Well, that didn't go quite as planned. I'll take a day or two off from the blog, I thought, and polish off this article; no biggie. Right. That was what, two or three weeks ago? And why is this? I'll tell you: I'm constitutionally incapable of doing more than one thing at a time. Walk and chew gum? Are you kidding? I'd either fall on my head or swallow the gum. But not both. That would require too much co-ordination.
Once I really focused on the compost article–as in, really focused–everything else sort of dropped away, including the blog. It's a good thing it was Christmas time, or I might have forgotten I had a family.
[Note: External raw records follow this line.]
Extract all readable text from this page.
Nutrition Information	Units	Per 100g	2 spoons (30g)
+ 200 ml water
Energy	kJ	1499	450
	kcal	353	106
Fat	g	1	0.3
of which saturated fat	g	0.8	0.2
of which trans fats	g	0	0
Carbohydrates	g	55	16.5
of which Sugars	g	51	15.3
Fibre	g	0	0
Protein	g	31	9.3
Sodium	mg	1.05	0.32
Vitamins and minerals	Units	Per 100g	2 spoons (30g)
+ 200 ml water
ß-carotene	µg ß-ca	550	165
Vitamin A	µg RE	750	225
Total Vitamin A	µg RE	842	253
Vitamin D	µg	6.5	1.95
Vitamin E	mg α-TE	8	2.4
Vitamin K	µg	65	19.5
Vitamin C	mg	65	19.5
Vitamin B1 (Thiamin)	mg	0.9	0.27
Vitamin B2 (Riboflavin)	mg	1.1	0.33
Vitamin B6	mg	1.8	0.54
As it is, we did all the normal things, including a tree and presents and skating and our own family traditions, which include lots of pastries on Christmas morning.
This is a hangover from the days when the kids couldn't possibly wait until after breakfast to open presents, so we'd just make a pot of coffee, warm up some home-made goodies, and start handing round the presents. This year, even the pastry list got short shrift: orange rolls, pecan rolls, and madeleines, and husband Steve made the madeleines.
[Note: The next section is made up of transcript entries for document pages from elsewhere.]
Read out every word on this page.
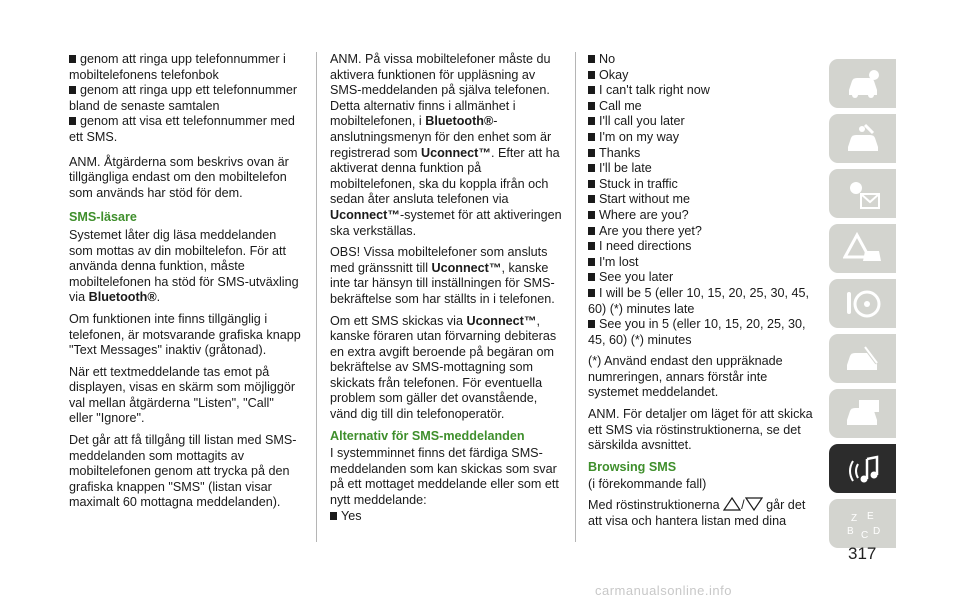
genom att ringa upp telefonnummer i mobiltelefonens telefonbok

genom att ringa upp ett telefonnummer bland de senaste samtalen

genom att visa ett telefonnummer med ett SMS.

ANM. Åtgärderna som beskrivs ovan är tillgängliga endast om den mobiltelefon som används har stöd för dem.

SMS-läsare

Systemet låter dig läsa meddelanden som mottas av din mobiltelefon. För att använda denna funktion, måste mobiltelefonen ha stöd för SMS-utväxling via Bluetooth®.

Om funktionen inte finns tillgänglig i telefonen, är motsvarande grafiska knapp "Text Messages" inaktiv (gråtonad).

När ett textmeddelande tas emot på displayen, visas en skärm som möjliggör val mellan åtgärderna "Listen", "Call" eller "Ignore".

Det går att få tillgång till listan med SMS-meddelanden som mottagits av mobiltelefonen genom att trycka på den grafiska knappen "SMS" (listan visar maximalt 60 mottagna meddelanden).

ANM. På vissa mobiltelefoner måste du aktivera funktionen för uppläsning av SMS-meddelanden på själva telefonen. Detta alternativ finns i allmänhet i mobiltelefonen, i Bluetooth®-anslutningsmenyn för den enhet som är registrerad som Uconnect™. Efter att ha aktiverat denna funktion på mobiltelefonen, ska du koppla ifrån och sedan åter ansluta telefonen via Uconnect™-systemet för att aktiveringen ska verkställas.

OBS! Vissa mobiltelefoner som ansluts med gränssnitt till Uconnect™, kanske inte tar hänsyn till inställningen för SMS-bekräftelse som har ställts in i telefonen.

Om ett SMS skickas via Uconnect™, kanske föraren utan förvarning debiteras en extra avgift beroende på begäran om bekräftelse av SMS-mottagning som skickats från telefonen. För eventuella problem som gäller det ovanstående, vänd dig till din telefonoperatör.

Alternativ för SMS-meddelanden

I systemminnet finns det färdiga SMS-meddelanden som kan skickas som svar på ett mottaget meddelande eller som ett nytt meddelande:

Yes

No

Okay

I can't talk right now

Call me

I'll call you later

I'm on my way

Thanks

I'll be late

Stuck in traffic

Start without me

Where are you?

Are you there yet?

I need directions

I'm lost

See you later

I will be 5 (eller 10, 15, 20, 25, 30, 45, 60) (*) minutes late

See you in 5 (eller 10, 15, 20, 25, 30, 45, 60) (*) minutes

(*) Använd endast den uppräknade numreringen, annars förstår inte systemet meddelandet.

ANM. För detaljer om läget för att skicka ett SMS via röstinstruktionerna, se det särskilda avsnittet.

Browsing SMS

(i förekommande fall)

Med röstinstruktionerna / går det att visa och hantera listan med dina	Z E
B C D
317
carmanualsonline.info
After the prolonged absence, there was the perceived need to return with something particularly wise–something deep and incisive and apt and timeless and, of course, quiet and concise. This led to late nights pacing the floor, a dangerous undertaking, as the floor was covered with discarded drafts, broken pens, empty coffee cups, and as time went on, empty wine bottles as well as the occasional banana peel and apple core. The clutter barely obtruded upon my consciousness when it was merely knee-high, but plowing through it once it reached my waist became an arduous task, and at length I said, to hell with it.
Just get back in the saddle and type something. You can be wise tomorrow.
All this reminds me of that first kiss in Annie Hall when Woody Allen and Diane Keaton are walking along the street and Woody Allen says, Let's kiss now, so it's done, and the nerve-wracking anticipation can dissipate. Nothing special, nothing heavy; just a recognition of the intimacy to come, and a way to make all things possible. Wisdom can wait.